NIST’s measurements of the Moon’s brightness — 10 times more accurate than previously available data — are a valuable commodity for engineers, who can use the data to calibrate the visual sensors aboard Earth-observing satellites. Proper calibration can help ensure that these satellites are accurately recording the actual amounts and colors of light from the ground, water and vegetation far below. NIST obtained its new set of moonlight measurements by deploying its equipment on a high-altitude NASA aircraft. 

“Our goal with this data release is to help the satellite industry develop better models of lunar irradiance,” said Joe Rice, the NIST group leader for the project. “Using the data will help ensure that scientists have a more accurate understanding of what images of Earth from orbit actually mean.”

Before a satellite can take reliable visuals of the planet, the satellite’s sensors need to be calibrated to make sure they are recording accurate data. Without this vital step, a sensor might indicate that a swath of territory is a different shade or intensity of color than it really is, leading farmers or prospectors to base their decisions on the inaccuracy.

Measuring Moonlight from the Edge of the Atmosphere

Sometimes engineers calibrate satellites before launch, but it costs time, money and effort, partly because a rocket ride to space puts a lot of stress on a satellite. The acceleration of launch subjects a satellite to forces that are the equivalent of many times Earth’s gravity, and powerful vibrations during flight shake and rattle the instruments vigorously, potentially undoing the effects of the calibrations.

Larger satellites might carry devices that allow them to self-calibrate after launch, but such devices add weight and use up valuable real estate. And not all satellites are large enough even to have this option. In cubesats, built from a few cubic modules that are 10 centimeters to a side, volume is at a premium.

An easier approach is to use light from the Moon, which has reflectance properties that change very little over time and therefore offers a consistent benchmark. From time to time, a satellite sensor may take an image that includes the Moon, and the sensor can be calibrated to the different wavelengths of light reflecting from its surface.

Land-based telescopes have trouble getting accurate details of the Moon’s irradiance because our planet’s constantly changing atmosphere introduces too much uncertainty. So NIST physicist John Woodward and his colleagues arranged to mount a special telescope on a NASA ER-2 aircraft that flies at 70,000 feet, or 21 kilometers, which is higher than 95% of the atmosphere. The mission, called the Airborne Lunar Spectral Irradiance Mission (air-LUSI), flew from NASA’s Armstrong Flight Research Center. After several years of engineering and test flights, the project began gathering data in 2022 and conducted its most recent measurements in early 2025.

The new dataset allows distinct improvements over previous lunar irradiance models, which were good at measurements that could show how a sensor’s performance was changing over time but made it difficult to know if and how the Earth itself was changing. The new data not only reduces the uncertainty inherent in ground-based data, but it is also directly tied to the International System of Units (SI), making it easier to apply. 

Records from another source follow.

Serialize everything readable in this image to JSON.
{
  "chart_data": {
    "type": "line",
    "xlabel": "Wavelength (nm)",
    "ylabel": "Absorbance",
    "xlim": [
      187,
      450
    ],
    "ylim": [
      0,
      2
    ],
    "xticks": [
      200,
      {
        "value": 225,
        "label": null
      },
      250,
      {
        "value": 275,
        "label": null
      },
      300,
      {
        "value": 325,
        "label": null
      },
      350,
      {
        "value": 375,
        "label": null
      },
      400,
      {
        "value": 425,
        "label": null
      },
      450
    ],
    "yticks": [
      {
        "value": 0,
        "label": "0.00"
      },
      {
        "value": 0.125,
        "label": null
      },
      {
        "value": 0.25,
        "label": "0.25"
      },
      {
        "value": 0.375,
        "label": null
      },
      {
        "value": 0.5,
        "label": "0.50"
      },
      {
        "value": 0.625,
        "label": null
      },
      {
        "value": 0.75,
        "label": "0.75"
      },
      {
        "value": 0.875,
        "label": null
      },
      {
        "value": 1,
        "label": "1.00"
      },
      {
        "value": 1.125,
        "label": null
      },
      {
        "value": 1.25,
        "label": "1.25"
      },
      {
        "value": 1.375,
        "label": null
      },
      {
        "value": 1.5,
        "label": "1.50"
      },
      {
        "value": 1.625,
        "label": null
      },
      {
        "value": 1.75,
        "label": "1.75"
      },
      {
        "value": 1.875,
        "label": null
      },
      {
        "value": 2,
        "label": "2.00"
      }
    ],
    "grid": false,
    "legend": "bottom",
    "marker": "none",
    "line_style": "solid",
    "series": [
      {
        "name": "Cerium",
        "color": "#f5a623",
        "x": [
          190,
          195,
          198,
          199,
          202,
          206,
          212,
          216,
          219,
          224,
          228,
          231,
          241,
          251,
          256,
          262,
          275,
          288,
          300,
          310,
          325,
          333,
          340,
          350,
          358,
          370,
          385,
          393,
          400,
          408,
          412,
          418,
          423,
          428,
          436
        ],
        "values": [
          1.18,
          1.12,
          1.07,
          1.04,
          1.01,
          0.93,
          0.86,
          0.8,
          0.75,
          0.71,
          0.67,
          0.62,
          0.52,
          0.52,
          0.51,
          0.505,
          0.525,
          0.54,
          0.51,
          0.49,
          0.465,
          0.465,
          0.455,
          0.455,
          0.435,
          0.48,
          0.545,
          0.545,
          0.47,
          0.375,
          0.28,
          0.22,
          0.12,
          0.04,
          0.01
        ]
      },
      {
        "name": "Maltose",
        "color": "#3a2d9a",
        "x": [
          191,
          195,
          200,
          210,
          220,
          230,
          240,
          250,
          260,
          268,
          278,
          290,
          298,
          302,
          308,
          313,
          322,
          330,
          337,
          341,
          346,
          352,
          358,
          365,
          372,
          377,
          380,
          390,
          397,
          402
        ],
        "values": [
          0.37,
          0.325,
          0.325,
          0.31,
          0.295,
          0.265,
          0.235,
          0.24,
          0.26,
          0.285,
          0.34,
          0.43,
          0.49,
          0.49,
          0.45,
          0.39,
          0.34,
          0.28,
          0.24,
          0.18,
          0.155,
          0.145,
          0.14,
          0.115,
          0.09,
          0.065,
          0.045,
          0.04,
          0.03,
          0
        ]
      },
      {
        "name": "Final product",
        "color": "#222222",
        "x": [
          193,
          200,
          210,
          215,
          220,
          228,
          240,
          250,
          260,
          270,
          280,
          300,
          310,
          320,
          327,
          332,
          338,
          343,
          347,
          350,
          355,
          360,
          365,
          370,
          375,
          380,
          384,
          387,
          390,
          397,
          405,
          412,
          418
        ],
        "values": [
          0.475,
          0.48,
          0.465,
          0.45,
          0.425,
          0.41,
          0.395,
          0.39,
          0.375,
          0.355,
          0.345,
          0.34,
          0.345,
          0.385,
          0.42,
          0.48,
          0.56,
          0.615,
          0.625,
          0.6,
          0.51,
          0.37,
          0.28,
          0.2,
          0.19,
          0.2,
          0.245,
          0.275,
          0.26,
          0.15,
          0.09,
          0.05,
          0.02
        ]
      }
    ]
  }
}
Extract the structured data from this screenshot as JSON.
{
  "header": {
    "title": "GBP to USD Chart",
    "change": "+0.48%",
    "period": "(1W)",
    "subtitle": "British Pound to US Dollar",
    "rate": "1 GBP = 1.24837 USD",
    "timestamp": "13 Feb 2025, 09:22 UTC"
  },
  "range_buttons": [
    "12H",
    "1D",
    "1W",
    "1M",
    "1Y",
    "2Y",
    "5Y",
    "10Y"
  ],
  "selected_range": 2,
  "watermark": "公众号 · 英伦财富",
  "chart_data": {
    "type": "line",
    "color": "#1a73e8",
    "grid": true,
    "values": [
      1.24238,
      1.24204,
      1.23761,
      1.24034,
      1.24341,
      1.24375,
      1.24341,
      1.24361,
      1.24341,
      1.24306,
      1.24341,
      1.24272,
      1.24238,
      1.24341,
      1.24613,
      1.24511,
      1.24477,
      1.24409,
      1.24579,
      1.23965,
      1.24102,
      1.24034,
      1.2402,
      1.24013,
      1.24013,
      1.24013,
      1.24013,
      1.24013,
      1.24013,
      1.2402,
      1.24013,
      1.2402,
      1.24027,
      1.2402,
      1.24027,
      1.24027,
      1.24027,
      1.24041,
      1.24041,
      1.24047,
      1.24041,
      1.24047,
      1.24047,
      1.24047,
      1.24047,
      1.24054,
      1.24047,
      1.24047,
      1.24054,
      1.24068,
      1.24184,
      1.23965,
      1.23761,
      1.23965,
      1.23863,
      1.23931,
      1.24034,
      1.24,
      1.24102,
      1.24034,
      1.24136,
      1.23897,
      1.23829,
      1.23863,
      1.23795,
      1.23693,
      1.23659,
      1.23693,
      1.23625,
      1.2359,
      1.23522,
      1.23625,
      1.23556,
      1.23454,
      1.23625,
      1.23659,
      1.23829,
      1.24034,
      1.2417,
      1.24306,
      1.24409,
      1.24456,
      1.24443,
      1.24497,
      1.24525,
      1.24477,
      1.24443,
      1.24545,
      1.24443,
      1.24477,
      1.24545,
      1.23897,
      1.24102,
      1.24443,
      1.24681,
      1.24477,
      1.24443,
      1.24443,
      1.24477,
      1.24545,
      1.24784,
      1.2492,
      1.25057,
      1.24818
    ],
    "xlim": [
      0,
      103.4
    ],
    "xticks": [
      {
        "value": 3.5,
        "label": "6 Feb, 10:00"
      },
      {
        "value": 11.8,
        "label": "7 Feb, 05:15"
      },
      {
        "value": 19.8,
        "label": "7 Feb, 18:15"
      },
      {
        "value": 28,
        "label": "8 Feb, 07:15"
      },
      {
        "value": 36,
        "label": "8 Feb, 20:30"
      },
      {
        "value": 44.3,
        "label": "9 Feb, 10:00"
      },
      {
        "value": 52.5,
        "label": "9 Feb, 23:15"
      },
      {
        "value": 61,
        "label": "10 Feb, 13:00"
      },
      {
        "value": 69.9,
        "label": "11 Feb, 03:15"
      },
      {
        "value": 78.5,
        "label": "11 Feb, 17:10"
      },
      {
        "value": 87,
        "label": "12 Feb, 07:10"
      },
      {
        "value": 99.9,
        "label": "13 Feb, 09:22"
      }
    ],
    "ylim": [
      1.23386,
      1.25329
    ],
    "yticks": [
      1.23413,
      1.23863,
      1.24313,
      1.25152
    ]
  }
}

“This dataset is 10 times more accurate than the data people previously had to use,” said Woodward. “It will permit a distinct improvement over the other ways we have calibrated satellites.”

The dataset, now available through NIST’s data portal, is in the netCDF format widely used by the scientific community. It contains irradiance measurements along with the time, location and uncertainty associated with them. It includes information about the instrument NIST used, to help people make useful comparisons with their own sensors’ performance. Also available are details of how to read and display the data along with guidance to help users get started working with it.

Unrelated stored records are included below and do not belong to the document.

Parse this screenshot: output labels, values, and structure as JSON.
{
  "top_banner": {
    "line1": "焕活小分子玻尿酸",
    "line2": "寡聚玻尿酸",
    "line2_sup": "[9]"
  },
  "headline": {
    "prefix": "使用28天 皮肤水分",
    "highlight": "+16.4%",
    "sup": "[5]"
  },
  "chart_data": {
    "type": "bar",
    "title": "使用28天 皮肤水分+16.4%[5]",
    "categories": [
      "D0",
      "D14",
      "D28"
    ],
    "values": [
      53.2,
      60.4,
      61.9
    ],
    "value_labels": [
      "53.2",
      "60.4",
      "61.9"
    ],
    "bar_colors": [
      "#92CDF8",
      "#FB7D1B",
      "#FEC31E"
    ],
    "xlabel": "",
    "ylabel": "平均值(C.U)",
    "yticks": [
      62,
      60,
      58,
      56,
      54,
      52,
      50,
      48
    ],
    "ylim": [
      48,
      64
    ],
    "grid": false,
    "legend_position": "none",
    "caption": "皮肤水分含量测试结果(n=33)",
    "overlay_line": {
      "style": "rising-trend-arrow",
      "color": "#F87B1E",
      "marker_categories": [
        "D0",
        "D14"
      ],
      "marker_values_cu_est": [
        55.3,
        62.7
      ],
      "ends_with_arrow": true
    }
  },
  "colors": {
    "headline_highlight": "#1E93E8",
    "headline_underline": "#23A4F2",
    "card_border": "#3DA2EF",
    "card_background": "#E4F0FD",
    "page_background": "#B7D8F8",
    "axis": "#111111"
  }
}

Woodward said he was optimistic about the future use of the dataset. One reason is because accurate, consistent calibration among satellites would enable observers on the ground to spot trends more effectively. 

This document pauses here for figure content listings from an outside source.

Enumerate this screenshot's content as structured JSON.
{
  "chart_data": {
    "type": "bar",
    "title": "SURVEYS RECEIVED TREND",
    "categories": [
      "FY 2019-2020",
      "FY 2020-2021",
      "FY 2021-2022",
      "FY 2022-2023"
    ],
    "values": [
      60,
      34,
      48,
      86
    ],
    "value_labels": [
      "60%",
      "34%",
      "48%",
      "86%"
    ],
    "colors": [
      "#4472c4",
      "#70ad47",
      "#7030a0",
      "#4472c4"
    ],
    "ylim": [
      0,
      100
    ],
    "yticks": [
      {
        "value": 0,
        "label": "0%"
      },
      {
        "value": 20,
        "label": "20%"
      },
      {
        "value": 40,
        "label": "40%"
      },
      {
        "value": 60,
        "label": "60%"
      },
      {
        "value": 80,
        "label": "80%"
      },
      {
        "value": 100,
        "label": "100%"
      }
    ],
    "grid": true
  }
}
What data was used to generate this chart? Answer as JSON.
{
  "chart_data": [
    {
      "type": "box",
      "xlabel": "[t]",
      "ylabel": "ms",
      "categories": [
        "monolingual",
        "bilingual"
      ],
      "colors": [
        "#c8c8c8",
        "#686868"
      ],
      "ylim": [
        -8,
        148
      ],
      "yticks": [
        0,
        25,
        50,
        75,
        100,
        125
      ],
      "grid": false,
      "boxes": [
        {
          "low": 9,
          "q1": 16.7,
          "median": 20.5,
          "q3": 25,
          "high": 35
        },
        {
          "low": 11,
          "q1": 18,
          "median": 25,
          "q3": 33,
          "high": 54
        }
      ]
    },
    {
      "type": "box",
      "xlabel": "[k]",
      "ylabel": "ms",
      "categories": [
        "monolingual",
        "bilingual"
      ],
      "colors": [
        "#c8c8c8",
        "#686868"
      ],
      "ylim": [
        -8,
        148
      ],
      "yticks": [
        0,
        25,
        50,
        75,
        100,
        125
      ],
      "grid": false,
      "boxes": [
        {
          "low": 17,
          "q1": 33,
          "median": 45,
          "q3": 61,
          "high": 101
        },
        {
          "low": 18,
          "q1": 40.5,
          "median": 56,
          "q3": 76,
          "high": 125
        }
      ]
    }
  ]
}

“Satellites are expensive national assets, and you want them to be as useful as possible,” he said. “If we calibrate them using the Moon, satellite observations could become more valuable. For example, we’d know whether the color of farmland had changed because rain had improved crop health, rather than because two different satellites took two different images at different times.” 

The air-LUSI project is a collaboration between scientists and engineers from NASA, NIST, the U.S. Geological Survey, the University of Maryland Baltimore County, and Ontario’s McMaster University.